Architecture: India. Ruins of Stupa, Parihaspura, Kashmir. Photographer: Basham, Arthur Llewellyn
Key personnel: Chaitanya Sambrani (Chief Investigator); Alex Burchmore (Research Assistant), with colleagues from ANU, National Gallery of Australia, National University of Singapore and Ashmolean Museum, Oxford University.
Funding: ANU Library $20,000 (digitisation); Asia-Pacific Innovations Program: $9,300; Global Research Partnerships Scheme: $29,000.
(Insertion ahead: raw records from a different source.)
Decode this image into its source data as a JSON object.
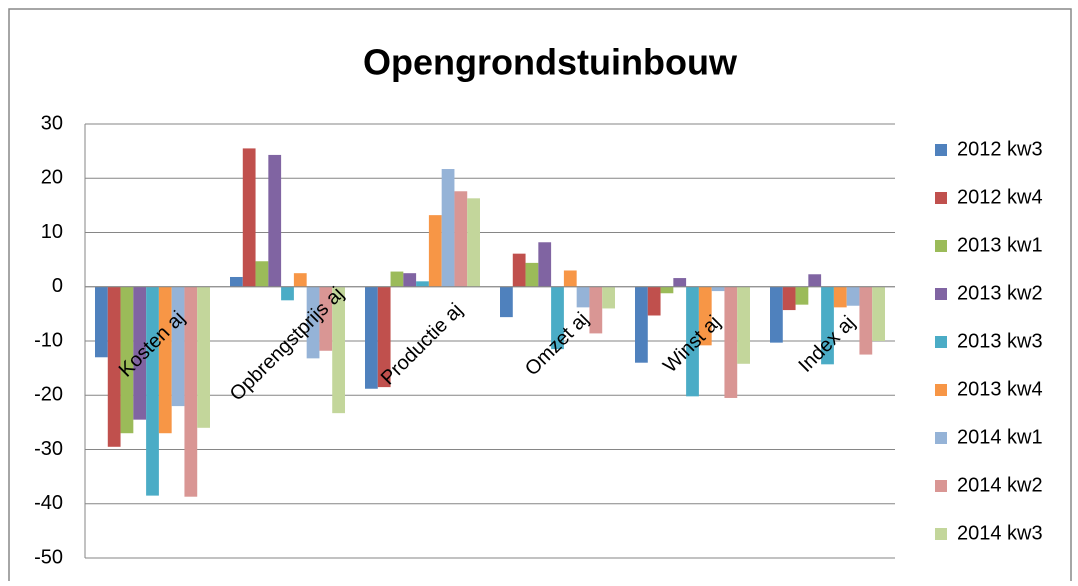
{
  "chart_data": {
    "type": "bar",
    "title": "Opengrondstuinbouw",
    "categories": [
      "Kosten aj",
      "Opbrengstprijs aj",
      "Productie aj",
      "Omzet aj",
      "Winst aj",
      "Index aj"
    ],
    "series": [
      {
        "name": "2012 kw3",
        "color": "#4f81bd",
        "values": [
          -13,
          1.8,
          -18.8,
          -5.6,
          -14,
          -10.3
        ]
      },
      {
        "name": "2012 kw4",
        "color": "#c0504d",
        "values": [
          -29.5,
          25.5,
          -18.5,
          6.1,
          -5.3,
          -4.3
        ]
      },
      {
        "name": "2013 kw1",
        "color": "#9bbb59",
        "values": [
          -27,
          4.7,
          2.8,
          4.4,
          -1.2,
          -3.3
        ]
      },
      {
        "name": "2013 kw2",
        "color": "#8064a2",
        "values": [
          -24.5,
          24.3,
          2.5,
          8.2,
          1.6,
          2.3
        ]
      },
      {
        "name": "2013 kw3",
        "color": "#4bacc6",
        "values": [
          -38.5,
          -2.5,
          1,
          -11.5,
          -20.2,
          -14.3
        ]
      },
      {
        "name": "2013 kw4",
        "color": "#f79646",
        "values": [
          -27,
          2.5,
          13.2,
          3,
          -10.8,
          -3.8
        ]
      },
      {
        "name": "2014 kw1",
        "color": "#95b3d7",
        "values": [
          -22,
          -13.2,
          21.7,
          -3.8,
          -0.8,
          -3.5
        ]
      },
      {
        "name": "2014 kw2",
        "color": "#d99694",
        "values": [
          -38.7,
          -11.8,
          17.6,
          -8.6,
          -20.5,
          -12.5
        ]
      },
      {
        "name": "2014 kw3",
        "color": "#c3d69b",
        "values": [
          -26,
          -23.3,
          16.3,
          -4,
          -14.2,
          -10
        ]
      }
    ],
    "ylim": [
      -50,
      30
    ],
    "yticks": [
      -50,
      -40,
      -30,
      -20,
      -10,
      0,
      10,
      20,
      30
    ],
    "grid": true,
    "legend": "right"
  }
}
This project deals with the archive of images put together by the late Professor A. L. Basham (1914-1986) during his tenure as Foundation Professor and Head of the Department of Oriental (later Asian) Civilizations at ANU (1965-1979). He helped set up the Faculty of Oriental (later Asian) Studies at ANU and played a pioneering role in teaching and research in this area in Australia and internationally. His book The Wonder that Was India (1954) became a signal study in the field. Basham undertook extensive fieldwork in South Asia and studied several classical Indian languages. He had a deep interest in art and visual culture as an essential aspect of historical study, and was a keen photographer. His work parallels major scholarly investments being made simultaneously by other scholars, including his Oxford contemporaries William Cohn (1880-1961), Douglas Barrett (1917-1992) and J.C. Harle (1920-2004), whose archives are held in the Ashmolean. The project also considers the role of Michael Sullivan (1916-2013) who worked in the then University of Malaya before moving to London and Oxford. The project revisits Basham’s visual archive alongside those of his colleagues, analysing them as key ingredients in the historiographical construction of ‘classical’ civilizations in Asia.